NEW ZEALAND’S RED MEAT SECTOR WORRIES THAT NEW EU DEAL COULD STILL MEAN TARIFFS AS HIGH AS 50%

PUBLISHING DATE
May 31, 2022

In advance of a meeting this week between European Union (EU) trade ministers, New Zealand’s red meat exporters have raised concerns over reports of, in their words, “a poor quality draft agricultural access offer”.

NZ red meat

With an end-of-June deadline approaching to conclude an agreement in principle on approaches to market access, New Zealand meat associations have stepped up the rhetoric given what they perceive as weak past offers. “If the reports are true, then New Zealand red meat exporters would continue to face a non-level playing field in the EU,” said Sirma Karapeeva, the CEO of Meat Industry Association (MIA).

She added: “We are not prepared to back a deal which offers poor access for our red meat to this important market and an outcome that would simply not be credible. The EU has been vocal about its ambition for a broad trade agreement, and as a long-standing partner with shared values and commitments to high standards, we will be extremely disappointed if the outcome doesn’t reflect this.”

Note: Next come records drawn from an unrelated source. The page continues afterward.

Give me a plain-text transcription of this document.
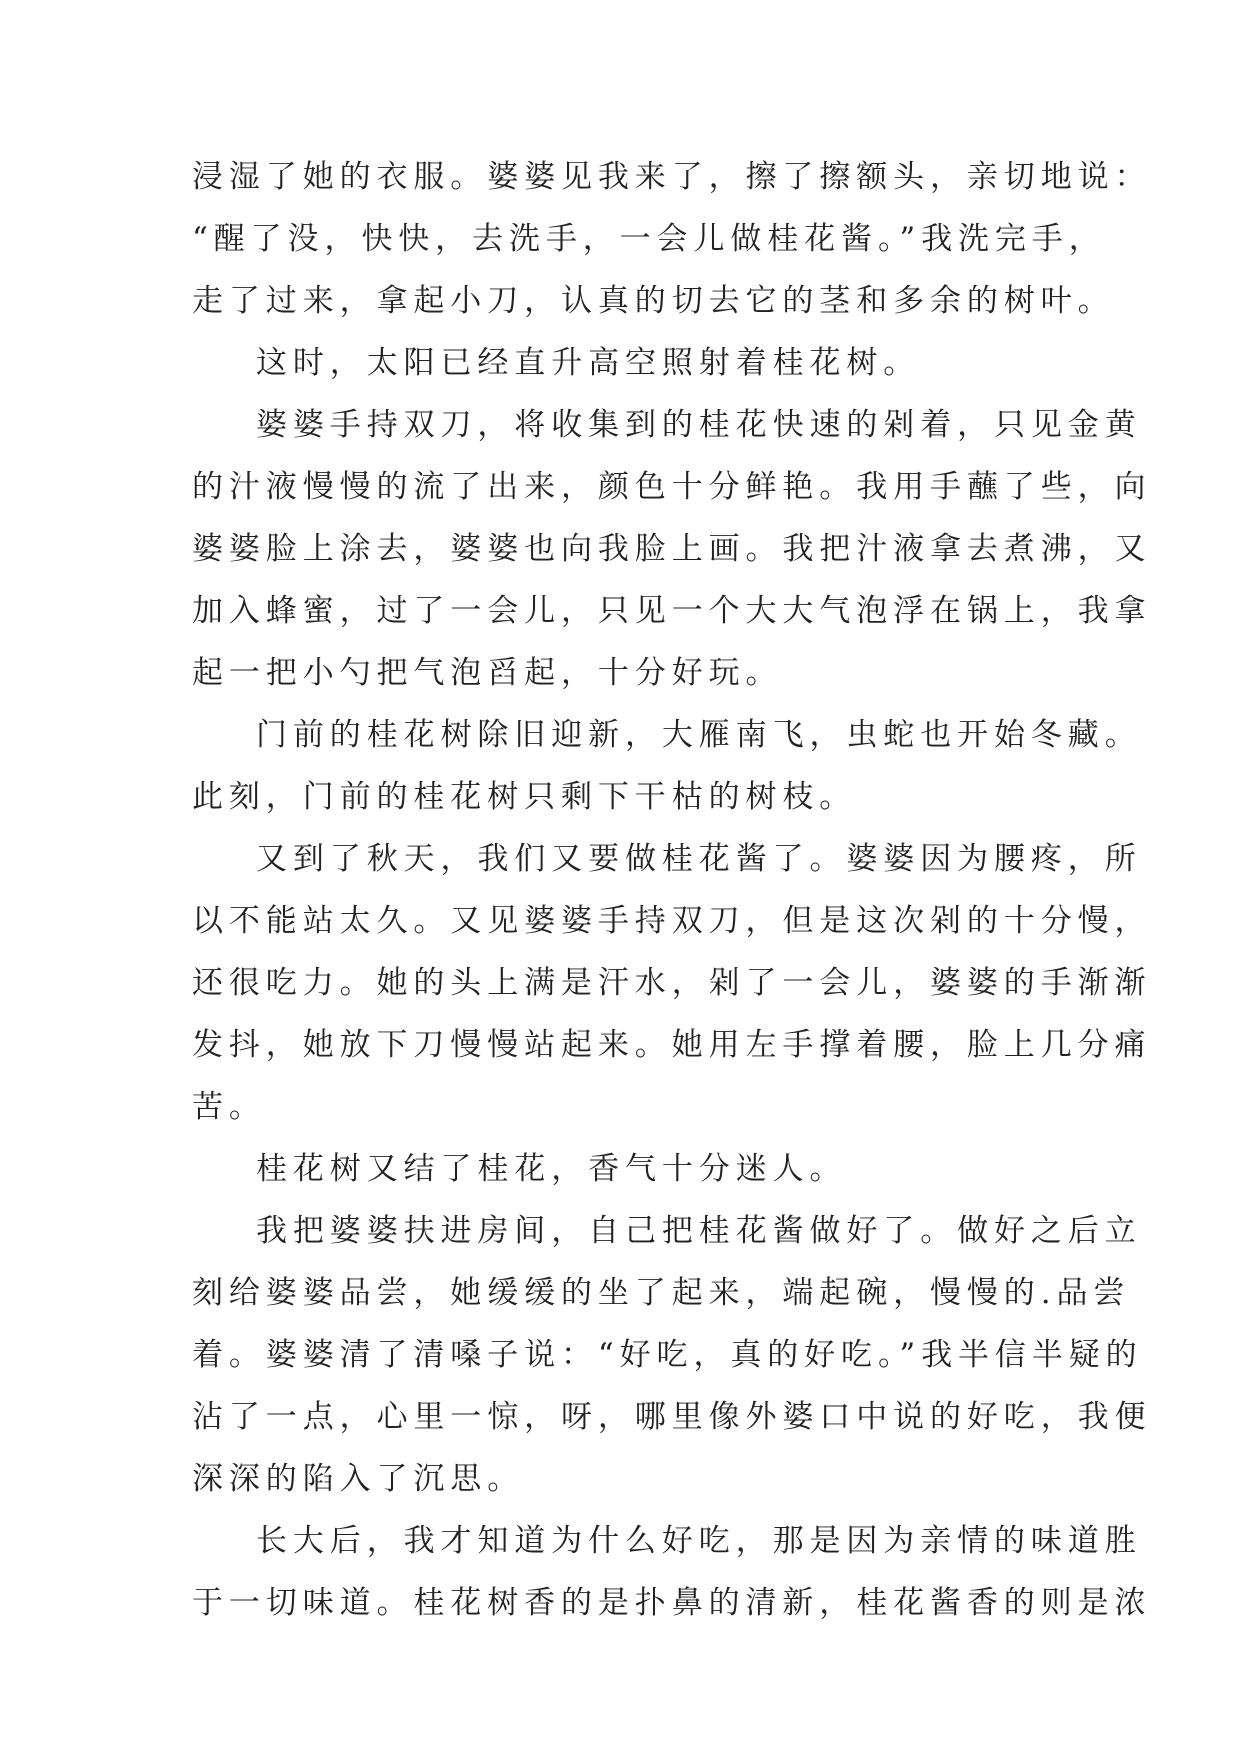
浸湿了她的衣服。婆婆见我来了，擦了擦额头，亲切地说：
“醒了没，快快，去洗手，一会儿做桂花酱。”我洗完手，
走了过来，拿起小刀，认真的切去它的茎和多余的树叶。
这时，太阳已经直升高空照射着桂花树。
婆婆手持双刀，将收集到的桂花快速的剁着，只见金黄
的汁液慢慢的流了出来，颜色十分鲜艳。我用手蘸了些，向
婆婆脸上涂去，婆婆也向我脸上画。我把汁液拿去煮沸，又
加入蜂蜜，过了一会儿，只见一个大大气泡浮在锅上，我拿
起一把小勺把气泡舀起，十分好玩。
门前的桂花树除旧迎新，大雁南飞，虫蛇也开始冬藏。
此刻，门前的桂花树只剩下干枯的树枝。
又到了秋天，我们又要做桂花酱了。婆婆因为腰疼，所
以不能站太久。又见婆婆手持双刀，但是这次剁的十分慢，
还很吃力。她的头上满是汗水，剁了一会儿，婆婆的手渐渐
发抖，她放下刀慢慢站起来。她用左手撑着腰，脸上几分痛
苦。
桂花树又结了桂花，香气十分迷人。
我把婆婆扶进房间，自己把桂花酱做好了。做好之后立
刻给婆婆品尝，她缓缓的坐了起来，端起碗，慢慢的.品尝
着。婆婆清了清嗓子说：“好吃，真的好吃。”我半信半疑的
沾了一点，心里一惊，呀，哪里像外婆口中说的好吃，我便
深深的陷入了沉思。
长大后，我才知道为什么好吃，那是因为亲情的味道胜
于一切味道。桂花树香的是扑鼻的清新，桂花酱香的则是浓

Meat industry sees red on protectionism

Beef + Lamb New Zealand (B+LNZ) has been equally vocal. In a statement it said: “Agricultural protectionism sends a negative signal to trading partners and is in stark contrast to statements made by the EU Commission about the importance of trade liberalisation and openness, especially at a time where food security is a global concern.”

NZ New Zealand meat
Tariffs to the EU are currently high for New Zealand’s meat exporters.

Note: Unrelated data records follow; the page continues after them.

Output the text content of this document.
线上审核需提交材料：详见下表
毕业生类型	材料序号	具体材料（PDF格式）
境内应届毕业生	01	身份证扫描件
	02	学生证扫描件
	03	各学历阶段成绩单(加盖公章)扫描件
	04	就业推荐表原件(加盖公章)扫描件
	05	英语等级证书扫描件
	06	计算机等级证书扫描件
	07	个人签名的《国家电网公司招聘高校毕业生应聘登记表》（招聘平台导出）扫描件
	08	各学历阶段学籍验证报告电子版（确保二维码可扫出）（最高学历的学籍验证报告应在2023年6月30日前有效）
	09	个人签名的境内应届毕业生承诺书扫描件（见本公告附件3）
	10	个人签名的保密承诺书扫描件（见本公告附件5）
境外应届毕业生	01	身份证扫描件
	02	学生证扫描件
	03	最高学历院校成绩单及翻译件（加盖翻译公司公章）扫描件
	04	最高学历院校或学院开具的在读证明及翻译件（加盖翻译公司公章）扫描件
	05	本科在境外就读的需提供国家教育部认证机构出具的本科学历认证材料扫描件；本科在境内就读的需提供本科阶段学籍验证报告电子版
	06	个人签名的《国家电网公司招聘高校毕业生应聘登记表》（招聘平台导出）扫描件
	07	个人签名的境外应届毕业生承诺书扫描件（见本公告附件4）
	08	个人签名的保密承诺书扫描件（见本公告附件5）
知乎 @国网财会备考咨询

Sam McIvor, CEO of B+LNZ, added: “While New Zealand and the EU have a long history of trade, we are one of the few countries that does not have a free trade agreement (FTA) with the EU, putting us in similar company to Russia, Iran, Pakistan and India. This means we are at a significant disadvantage compared with the EU’s FTA partners.”

New Zealand’s current beef market access to the EU is constrained by a tariff rate quota of 846 tonnes with an in-quota tariff of 20%. Exports outside of this quota are subject to tariffs of 12.8% of the value in addition to between €171.30 and €311.80 per 100kg. The end result is that the total tariff can effectively add up to 50%.

Karapeeva said: “Maintaining a small quota with an in-quota tariff will do nothing to further commercial opportunities and growth to meet consumer demand. We urge the New Zealand government to reject any poor quality agricultural access offer.”